February 3, 2011
- in Uncategorized by schooloftrade
Momentum Day Trading Strategies
– Momentum and how we use it in our day trading
o Its an oscillator
o Very easy to learn, but more challenging to use
o We know that when momentum is pointing UP we want to trade LONG
o When momentum points down we want o trade SHORT
o Oversold and overbought momentum = get ready for a price reversal
o I don’t want to buy with overbought momentum
o I don’t want to sell with oversold momentum
o “momentum tells us which direction to be looking at”
– How do we measure the speed of the market?
– The rate of orders coming into the market
– Im not watching the SIZE to calculate speed, im watch the speed of the orders coming in.
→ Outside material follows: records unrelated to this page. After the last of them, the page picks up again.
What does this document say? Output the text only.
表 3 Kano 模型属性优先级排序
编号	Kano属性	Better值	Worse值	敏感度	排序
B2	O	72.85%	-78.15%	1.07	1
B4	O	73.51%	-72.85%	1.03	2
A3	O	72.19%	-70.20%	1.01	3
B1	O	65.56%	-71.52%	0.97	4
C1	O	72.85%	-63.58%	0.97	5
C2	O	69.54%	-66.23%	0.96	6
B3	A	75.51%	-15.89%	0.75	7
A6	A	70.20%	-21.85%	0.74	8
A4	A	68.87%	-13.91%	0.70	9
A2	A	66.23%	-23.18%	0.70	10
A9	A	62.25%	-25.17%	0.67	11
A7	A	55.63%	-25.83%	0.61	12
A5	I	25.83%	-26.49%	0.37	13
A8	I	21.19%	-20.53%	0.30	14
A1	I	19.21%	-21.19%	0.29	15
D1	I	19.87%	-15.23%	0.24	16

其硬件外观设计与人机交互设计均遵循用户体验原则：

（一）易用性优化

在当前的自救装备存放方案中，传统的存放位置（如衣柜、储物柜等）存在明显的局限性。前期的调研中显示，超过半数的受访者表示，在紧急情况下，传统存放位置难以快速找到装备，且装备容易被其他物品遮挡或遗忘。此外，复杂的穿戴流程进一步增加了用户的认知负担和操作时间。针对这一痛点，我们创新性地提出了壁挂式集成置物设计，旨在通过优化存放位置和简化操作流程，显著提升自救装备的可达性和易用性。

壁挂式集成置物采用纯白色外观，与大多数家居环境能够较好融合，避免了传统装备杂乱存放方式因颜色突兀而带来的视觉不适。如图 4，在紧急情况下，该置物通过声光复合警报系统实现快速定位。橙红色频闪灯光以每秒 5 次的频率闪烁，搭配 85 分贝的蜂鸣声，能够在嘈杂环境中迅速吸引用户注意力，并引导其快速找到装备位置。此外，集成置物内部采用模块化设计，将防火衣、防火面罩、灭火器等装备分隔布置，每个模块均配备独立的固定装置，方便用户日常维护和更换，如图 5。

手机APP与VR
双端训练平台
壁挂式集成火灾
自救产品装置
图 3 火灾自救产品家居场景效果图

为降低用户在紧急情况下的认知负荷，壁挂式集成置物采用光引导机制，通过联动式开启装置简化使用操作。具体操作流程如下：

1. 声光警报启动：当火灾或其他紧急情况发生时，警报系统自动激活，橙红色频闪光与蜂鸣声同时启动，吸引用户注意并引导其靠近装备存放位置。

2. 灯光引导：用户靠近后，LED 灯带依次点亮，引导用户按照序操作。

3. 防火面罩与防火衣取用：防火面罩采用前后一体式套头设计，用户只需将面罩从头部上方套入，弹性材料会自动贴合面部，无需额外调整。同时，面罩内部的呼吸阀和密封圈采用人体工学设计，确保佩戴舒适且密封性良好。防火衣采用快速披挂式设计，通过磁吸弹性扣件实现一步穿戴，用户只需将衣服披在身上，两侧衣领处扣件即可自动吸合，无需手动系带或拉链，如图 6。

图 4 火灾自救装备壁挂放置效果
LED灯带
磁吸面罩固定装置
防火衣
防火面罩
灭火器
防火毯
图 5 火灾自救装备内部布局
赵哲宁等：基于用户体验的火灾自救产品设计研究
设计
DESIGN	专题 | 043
– Speed is the best short term market sentiment tool
o The more people trading, the more speed we see, the more volume we get, the better the profits we see.
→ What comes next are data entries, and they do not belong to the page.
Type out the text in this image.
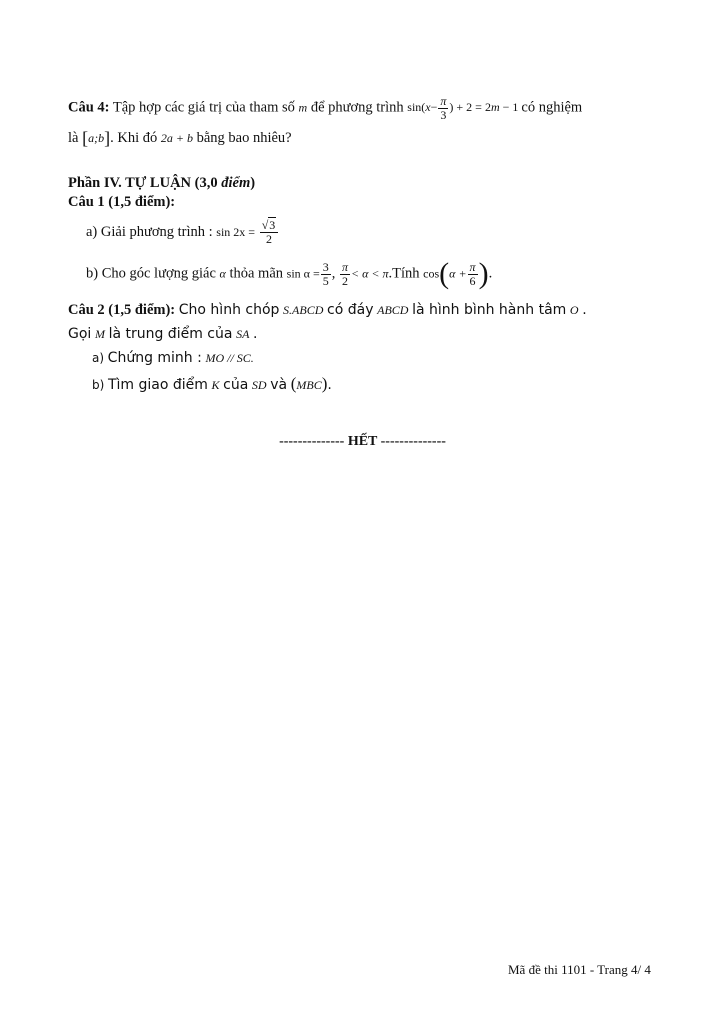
Câu 4: Tập hợp các giá trị của tham số m để phương trình $\sin(x- \frac{\pi}{3}$ ) + 2 = 2m − 1 có nghiệm
là [a;b]. Khi đó 2a + b bằng bao nhiêu?
Phần IV. TỰ LUẬN (3,0 điểm)
Câu 1 (1,5 điểm):
a) Giải phương trình : $\sin 2x = \frac{√3}{2}$
b) Cho góc lượng giác α thỏa mãn $\sin \alpha = \frac{3}{5}$ , $\frac{\pi}{2} < \alpha$ < π.Tính $\cos(\alpha + \frac{\pi}{6}$ ).
Câu 2 (1,5 điểm): Cho hình chóp S.ABCD có đáy ABCD là hình bình hành tâm O .
Gọi M là trung điểm của SA .
a) Chứng minh : MO // SC.
b) Tìm giao điểm K của SD và (MBC).
-------------- HẾT --------------
Mã đề thi 1101 - Trang 4/ 4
o Increasing speed is the most important factor
o I really don’t mind trading with RED, Yellow or Green Pace of tape
o Green = fastest and RED = slowest
o I am very concerned about trading with DECREASING speed
o I always look for INCREASING speed to qualify my trade.
– Compensating Factors (dollar, speed, big money)
– What If you see a pattern developing but you don’t have 1-2 of your rules lining up?
– New traders will skip that trade if it doesn’t fit ALL of your rules
– Experienced traders will begin to see that not ALL rules must be perfect, but that some rules were meant to be broken.
– Compensating factors means I see other issues that can give me enough to take the trade without my rules 100% lined up.
– Example: if the speed isn’t very good, and I see big money on the DOLLAR that can give me confidence that the market im trading will react accordingly.
– Waves come in 3’s?
– Our wave patterns seem to always fail on the 4th wave
– Take the first 3 wave patterns, but beware the 4th and 5th wave
– Look for the reversal (wave fail) on the 4th and 5th wave.
– Range Charts and different chart types
– 34 range chart = each candlestick = 34 ticks of range
– 30 minute chart = each candle = 30 minutes of price action.
– If we don’t get any new trading range, if we don’t get new highs or new lows there is NO NEW CANDLE on a range chart.
– Helps me manage risk
– All the candles are the SAME SIZE, so it makes learning easier
– Same size candlesticks = making recognition of the patterns easier.